The discovery of such a large fish has cheered conservationists. The Mekong river, which starts in the Tibetan plateau and snakes through China, Myanmar, Laos, Thailand, Cambodia and Vietnam, feeding some 66m people along the way, is home to more species of huge freshwater fish than any other in the world. But they are suffering. In the past 50 years the population of giant fish has dropped by 94%.
Dams are part of the problem. Over 140 of them have been built on the Mekong and its tributaries to feed the region's growing demand for electricity. Dozens more are under construction. Dams alter the amount and quality of water and nutrients in the river.

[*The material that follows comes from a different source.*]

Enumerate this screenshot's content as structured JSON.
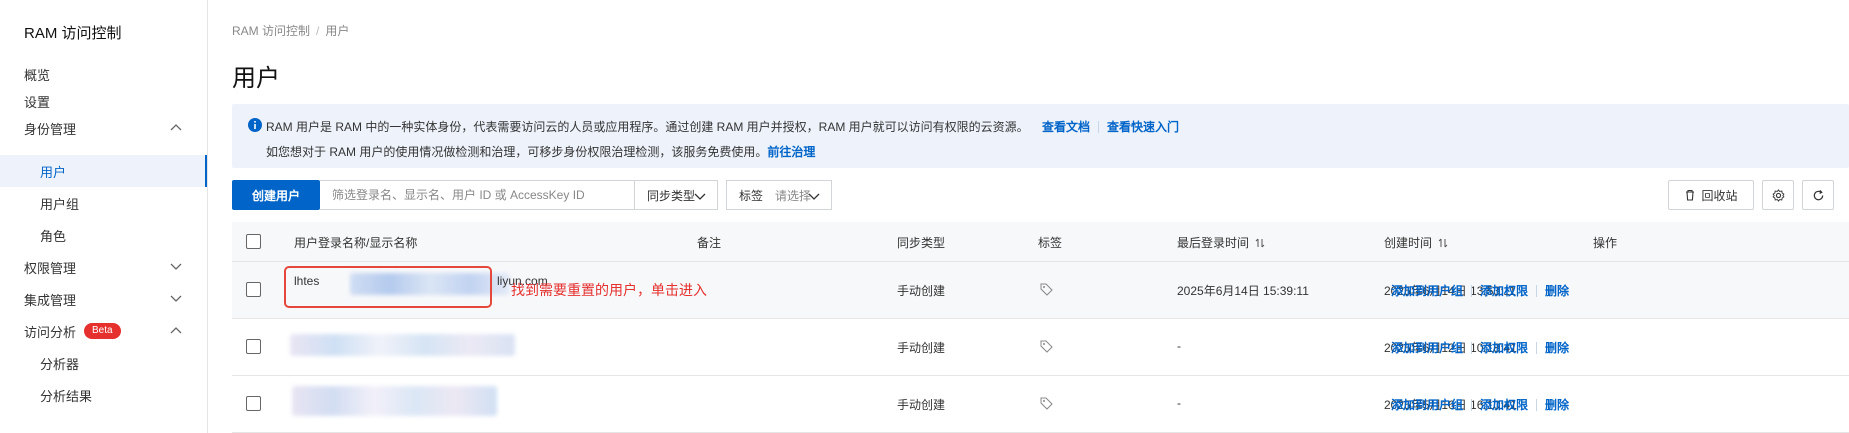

They also block fish from migrating.
Changing weather patterns do not help. The wet season is shorter than it used to be and tends to start later, says Courtney Weatherby of the Stimson Centre, a think-tank. Between 2019 and 2021, the water level in the Mekong was the lowest since records began 60 years ago. Poor dam management, climate change and El Niño, a weather pattern that affects rainfall in the region, are all thought to contribute to the problem.
That Boramy is both massive and alive shows that pockets of the river remain resilient and worth protecting. Her discovery also points to improving relations between fishermen and conservationists. Her captor could have sold her as food. Instead he called Wonders of the Mekong, a local conservation group, which paid him some $600 to keep Boramy alive so that she could be tagged and released. Villagers along the river are also paid modestly to maintain the acoustic receivers that pick up signals from the group's tags.
Conservationists hope that by tracking Boramy, they will learn which parts of the river to protect, including breeding and birthing spots. But big fish may yet lose out to big hydropower. A new dam is being proposed just upstream of where Boramy was found.